Pacific Dunlop entered the new century with additional restructuring on the horizon. The company found a buyer for its battery business and in 2000 sold it to Exide Corporation for $333 million. At the same time, management began to set plans in motion to separate its Ansell business--whose product line included surgical gloves, industrial and household protective gloves, and condoms--from its other businesses in an attempt to restore profits. In order to control costs, most of Ansell's manufacturing operations were moved from the United States to Mexico and Asia.
In 2001, the company posted a loss of A$139.4 million, due in part to the deteriorating value of the Australian dollar, problems in the tire industry related to an influx of low-cost imports, and slow growth in many of its business segments. The company's shareholders continued to push for additional changes, since by this time the company's market capitalization had fallen by nearly $4 billion from the mid-1990s.
As such, Pacific Dunlop made several important moves that would position it with one core business revolving around its Ansell Healthcare business unit. By the time the divestiture dust had settled, the company was rid of its Pacific Automotive division, its Pacific Brands unit, and its specialty hose division. The firm opted, however, to retain its investment in the South Pacific Tyres joint venture.

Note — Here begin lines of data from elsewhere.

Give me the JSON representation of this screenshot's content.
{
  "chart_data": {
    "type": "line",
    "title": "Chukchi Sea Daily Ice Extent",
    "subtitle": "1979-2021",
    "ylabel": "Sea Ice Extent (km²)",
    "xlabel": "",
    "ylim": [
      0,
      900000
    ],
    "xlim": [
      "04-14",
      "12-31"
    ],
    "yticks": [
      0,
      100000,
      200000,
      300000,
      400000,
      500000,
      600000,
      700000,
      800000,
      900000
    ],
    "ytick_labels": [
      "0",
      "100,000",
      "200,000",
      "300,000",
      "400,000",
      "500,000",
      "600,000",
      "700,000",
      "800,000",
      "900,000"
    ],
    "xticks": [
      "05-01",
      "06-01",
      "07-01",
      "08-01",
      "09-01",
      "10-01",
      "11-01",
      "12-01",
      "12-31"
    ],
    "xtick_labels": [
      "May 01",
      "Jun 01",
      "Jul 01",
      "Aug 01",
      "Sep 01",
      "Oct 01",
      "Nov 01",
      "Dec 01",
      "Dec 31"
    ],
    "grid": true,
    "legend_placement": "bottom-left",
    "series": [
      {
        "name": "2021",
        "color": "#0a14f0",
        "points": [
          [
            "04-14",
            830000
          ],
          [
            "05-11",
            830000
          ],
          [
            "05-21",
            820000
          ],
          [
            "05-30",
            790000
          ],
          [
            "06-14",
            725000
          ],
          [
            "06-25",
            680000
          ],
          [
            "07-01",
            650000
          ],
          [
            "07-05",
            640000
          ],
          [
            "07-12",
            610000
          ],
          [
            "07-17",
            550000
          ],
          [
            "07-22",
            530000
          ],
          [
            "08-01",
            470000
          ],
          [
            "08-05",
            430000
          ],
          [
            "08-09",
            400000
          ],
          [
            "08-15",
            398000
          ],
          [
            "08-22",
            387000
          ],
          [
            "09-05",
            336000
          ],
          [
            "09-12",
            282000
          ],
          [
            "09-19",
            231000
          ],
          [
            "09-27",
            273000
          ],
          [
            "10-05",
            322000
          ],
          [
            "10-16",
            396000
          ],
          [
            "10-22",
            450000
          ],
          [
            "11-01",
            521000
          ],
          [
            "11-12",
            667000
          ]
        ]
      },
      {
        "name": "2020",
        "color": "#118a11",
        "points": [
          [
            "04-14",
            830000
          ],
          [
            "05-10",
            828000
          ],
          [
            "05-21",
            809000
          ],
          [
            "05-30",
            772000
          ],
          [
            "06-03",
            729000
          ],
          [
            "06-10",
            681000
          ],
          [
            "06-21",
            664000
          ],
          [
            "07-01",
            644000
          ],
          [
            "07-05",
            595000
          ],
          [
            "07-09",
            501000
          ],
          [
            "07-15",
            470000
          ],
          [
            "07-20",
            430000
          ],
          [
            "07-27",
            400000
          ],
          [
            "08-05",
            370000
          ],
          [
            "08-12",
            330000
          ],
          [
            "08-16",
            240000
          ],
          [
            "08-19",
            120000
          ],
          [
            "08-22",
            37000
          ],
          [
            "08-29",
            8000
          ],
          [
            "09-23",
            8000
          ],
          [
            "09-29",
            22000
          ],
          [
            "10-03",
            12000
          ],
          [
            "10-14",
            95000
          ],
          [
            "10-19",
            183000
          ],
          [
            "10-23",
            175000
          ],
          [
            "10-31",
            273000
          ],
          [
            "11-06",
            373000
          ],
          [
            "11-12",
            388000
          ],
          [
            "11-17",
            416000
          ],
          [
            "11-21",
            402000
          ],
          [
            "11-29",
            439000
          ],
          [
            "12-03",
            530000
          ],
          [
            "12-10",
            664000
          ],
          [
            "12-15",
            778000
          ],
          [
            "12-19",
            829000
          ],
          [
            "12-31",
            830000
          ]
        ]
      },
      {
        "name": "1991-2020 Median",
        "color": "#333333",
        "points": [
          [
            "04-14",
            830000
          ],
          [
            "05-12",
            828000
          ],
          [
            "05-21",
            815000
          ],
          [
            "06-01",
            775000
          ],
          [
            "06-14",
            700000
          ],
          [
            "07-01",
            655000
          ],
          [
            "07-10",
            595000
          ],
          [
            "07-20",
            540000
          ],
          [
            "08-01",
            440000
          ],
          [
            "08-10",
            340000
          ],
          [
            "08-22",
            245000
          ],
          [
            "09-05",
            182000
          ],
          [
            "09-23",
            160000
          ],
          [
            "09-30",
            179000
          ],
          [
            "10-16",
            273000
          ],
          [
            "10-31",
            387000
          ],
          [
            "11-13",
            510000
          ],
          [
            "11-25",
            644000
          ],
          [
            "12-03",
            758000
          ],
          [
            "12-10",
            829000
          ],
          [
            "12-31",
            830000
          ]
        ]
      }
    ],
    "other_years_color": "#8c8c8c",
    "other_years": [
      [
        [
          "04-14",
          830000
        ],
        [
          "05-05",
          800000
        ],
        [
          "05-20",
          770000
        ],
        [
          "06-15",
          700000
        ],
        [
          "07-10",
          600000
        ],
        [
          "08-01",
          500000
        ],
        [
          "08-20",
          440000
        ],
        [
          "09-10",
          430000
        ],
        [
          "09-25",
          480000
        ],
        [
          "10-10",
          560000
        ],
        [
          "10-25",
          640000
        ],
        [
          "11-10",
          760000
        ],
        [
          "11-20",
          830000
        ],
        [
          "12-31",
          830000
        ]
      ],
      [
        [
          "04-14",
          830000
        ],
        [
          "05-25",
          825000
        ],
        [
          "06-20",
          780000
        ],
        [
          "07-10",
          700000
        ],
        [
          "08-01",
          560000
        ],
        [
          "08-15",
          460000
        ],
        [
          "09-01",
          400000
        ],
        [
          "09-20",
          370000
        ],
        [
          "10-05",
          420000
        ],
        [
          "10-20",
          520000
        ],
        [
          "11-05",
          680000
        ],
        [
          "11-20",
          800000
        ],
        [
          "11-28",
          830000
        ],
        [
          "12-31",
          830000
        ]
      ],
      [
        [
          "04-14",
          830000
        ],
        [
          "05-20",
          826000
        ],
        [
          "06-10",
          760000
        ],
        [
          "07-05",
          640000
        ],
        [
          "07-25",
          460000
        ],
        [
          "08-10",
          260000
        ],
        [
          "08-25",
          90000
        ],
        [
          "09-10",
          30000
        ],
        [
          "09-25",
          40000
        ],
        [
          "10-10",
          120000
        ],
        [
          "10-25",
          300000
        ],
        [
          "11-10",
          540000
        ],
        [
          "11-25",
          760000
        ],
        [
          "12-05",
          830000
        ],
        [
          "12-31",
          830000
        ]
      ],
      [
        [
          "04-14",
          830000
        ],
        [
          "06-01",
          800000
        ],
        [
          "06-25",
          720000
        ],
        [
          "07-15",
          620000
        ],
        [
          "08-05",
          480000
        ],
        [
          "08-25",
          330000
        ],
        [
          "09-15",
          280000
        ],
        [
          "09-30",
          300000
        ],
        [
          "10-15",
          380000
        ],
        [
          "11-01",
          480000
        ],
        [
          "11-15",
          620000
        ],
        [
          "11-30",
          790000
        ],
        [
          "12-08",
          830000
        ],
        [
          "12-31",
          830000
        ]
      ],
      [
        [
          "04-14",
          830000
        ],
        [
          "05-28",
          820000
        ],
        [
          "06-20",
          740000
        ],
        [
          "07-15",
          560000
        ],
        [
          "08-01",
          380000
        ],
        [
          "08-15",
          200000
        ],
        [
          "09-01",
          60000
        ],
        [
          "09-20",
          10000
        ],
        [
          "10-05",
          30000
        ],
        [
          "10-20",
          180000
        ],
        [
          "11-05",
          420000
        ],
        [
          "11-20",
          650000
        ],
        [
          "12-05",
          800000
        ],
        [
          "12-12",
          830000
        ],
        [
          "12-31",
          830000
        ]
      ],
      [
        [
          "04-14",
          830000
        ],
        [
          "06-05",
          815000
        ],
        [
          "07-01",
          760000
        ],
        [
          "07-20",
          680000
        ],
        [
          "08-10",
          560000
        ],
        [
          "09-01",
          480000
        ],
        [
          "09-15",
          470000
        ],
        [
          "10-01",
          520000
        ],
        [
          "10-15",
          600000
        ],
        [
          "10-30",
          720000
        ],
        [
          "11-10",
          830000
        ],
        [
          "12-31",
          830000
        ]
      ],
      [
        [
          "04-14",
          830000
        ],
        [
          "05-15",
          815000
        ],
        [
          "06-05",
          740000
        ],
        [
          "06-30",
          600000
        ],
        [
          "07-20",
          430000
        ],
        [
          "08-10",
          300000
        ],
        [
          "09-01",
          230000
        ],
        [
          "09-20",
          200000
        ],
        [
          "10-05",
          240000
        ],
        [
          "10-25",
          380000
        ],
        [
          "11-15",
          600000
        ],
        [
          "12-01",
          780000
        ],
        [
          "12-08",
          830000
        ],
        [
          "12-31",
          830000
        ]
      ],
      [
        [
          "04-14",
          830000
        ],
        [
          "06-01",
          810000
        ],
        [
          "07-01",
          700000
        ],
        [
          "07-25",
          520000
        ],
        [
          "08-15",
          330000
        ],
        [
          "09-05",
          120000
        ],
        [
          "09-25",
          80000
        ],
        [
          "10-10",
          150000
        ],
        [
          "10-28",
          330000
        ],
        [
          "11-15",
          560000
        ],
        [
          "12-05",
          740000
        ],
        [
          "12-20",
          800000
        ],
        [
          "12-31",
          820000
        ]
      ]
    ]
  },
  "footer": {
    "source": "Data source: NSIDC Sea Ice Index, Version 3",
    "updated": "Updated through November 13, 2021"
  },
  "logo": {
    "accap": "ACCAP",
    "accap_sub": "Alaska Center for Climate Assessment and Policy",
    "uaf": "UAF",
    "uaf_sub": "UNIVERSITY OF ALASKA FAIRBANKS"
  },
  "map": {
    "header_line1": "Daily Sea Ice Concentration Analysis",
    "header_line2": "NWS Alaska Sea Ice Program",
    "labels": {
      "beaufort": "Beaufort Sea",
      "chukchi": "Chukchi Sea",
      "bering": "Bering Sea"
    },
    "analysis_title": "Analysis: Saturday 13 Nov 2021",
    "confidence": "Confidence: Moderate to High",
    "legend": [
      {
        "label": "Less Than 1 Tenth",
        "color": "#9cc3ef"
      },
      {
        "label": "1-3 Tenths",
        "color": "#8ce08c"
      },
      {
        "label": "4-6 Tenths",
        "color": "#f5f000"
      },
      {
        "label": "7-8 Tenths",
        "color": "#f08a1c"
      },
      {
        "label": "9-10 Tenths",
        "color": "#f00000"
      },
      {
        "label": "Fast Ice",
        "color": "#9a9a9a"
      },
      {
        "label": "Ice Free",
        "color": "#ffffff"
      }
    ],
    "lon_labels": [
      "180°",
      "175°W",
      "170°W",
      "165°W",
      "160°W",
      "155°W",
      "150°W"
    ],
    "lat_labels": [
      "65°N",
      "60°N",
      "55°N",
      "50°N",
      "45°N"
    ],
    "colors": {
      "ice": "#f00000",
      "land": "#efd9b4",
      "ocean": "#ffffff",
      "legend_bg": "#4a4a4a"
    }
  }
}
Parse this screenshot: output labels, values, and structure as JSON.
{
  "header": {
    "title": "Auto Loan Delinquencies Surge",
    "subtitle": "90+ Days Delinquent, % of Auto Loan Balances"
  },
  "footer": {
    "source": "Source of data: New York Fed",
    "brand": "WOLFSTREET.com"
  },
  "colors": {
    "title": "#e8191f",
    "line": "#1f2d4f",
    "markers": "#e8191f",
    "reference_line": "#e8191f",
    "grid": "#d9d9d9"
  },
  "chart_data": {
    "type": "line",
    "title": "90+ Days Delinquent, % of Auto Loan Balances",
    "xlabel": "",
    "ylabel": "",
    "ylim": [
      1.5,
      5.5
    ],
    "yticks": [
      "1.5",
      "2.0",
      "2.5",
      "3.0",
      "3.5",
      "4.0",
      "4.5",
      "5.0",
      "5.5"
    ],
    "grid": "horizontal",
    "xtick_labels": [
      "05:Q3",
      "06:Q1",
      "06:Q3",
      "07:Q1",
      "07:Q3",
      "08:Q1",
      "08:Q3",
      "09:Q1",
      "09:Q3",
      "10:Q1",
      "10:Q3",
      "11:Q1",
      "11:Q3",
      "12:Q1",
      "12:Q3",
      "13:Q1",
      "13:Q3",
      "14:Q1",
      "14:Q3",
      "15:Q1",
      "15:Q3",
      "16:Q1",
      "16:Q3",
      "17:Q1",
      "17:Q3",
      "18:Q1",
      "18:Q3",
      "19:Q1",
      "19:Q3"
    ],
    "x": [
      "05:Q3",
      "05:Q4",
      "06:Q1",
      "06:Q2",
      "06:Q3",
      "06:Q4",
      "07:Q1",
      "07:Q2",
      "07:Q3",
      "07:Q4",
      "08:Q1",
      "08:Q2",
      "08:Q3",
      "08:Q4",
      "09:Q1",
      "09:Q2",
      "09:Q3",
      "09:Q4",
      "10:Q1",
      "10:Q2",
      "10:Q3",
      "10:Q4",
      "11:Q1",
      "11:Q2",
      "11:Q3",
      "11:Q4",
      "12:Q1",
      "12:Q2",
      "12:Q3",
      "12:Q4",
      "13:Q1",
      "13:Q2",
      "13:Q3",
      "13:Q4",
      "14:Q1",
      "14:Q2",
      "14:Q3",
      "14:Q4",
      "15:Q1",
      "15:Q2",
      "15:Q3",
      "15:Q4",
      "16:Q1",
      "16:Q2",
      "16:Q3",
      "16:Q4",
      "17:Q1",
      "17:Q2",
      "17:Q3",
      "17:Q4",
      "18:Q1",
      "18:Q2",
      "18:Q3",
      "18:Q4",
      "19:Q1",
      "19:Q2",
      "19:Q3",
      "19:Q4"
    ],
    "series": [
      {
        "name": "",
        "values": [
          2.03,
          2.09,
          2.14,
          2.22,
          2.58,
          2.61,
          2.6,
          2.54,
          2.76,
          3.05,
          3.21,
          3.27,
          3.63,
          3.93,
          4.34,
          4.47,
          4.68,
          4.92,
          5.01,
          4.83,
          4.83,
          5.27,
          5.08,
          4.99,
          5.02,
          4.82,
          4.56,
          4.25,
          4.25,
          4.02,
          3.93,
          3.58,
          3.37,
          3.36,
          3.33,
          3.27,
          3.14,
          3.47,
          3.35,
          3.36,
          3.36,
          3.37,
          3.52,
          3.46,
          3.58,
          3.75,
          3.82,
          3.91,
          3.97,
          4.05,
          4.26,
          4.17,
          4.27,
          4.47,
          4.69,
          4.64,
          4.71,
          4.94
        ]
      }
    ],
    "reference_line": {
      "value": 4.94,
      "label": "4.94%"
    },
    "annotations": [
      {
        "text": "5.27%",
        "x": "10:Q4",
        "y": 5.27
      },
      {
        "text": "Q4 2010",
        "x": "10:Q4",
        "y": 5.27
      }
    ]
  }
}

Signaling its commitment to its Ansell holdings, the company officially adopted Ansell Ltd. as its new corporate moniker in April 2002. Harry Boon was elected CEO of the company that year. Under his leadership, the firm implemented a strategic program entitled Operation Full Potential, a directive designed to bolster operations within its three business divisions: Professional Healthcare, Occupational Healthcare, and Consumer Healthcare.
During fiscal 2003, the company's restructuring showed signs of paying off. Ansell reported a profit of $29.3 million, a substantial improvement over the previous year's loss of $60.5 million. While the long-term effects of the firm's strategy remained to be seen, Ansell management was confident that its rebirth positioned it for profitable growth in the years to come.
Principal Divisions: Occupational Healthcare; Professional Healthcare; Consumer Healthcare.
Principal Competitors: MedPointe Inc.; Playex Products Inc.; SSL International plc.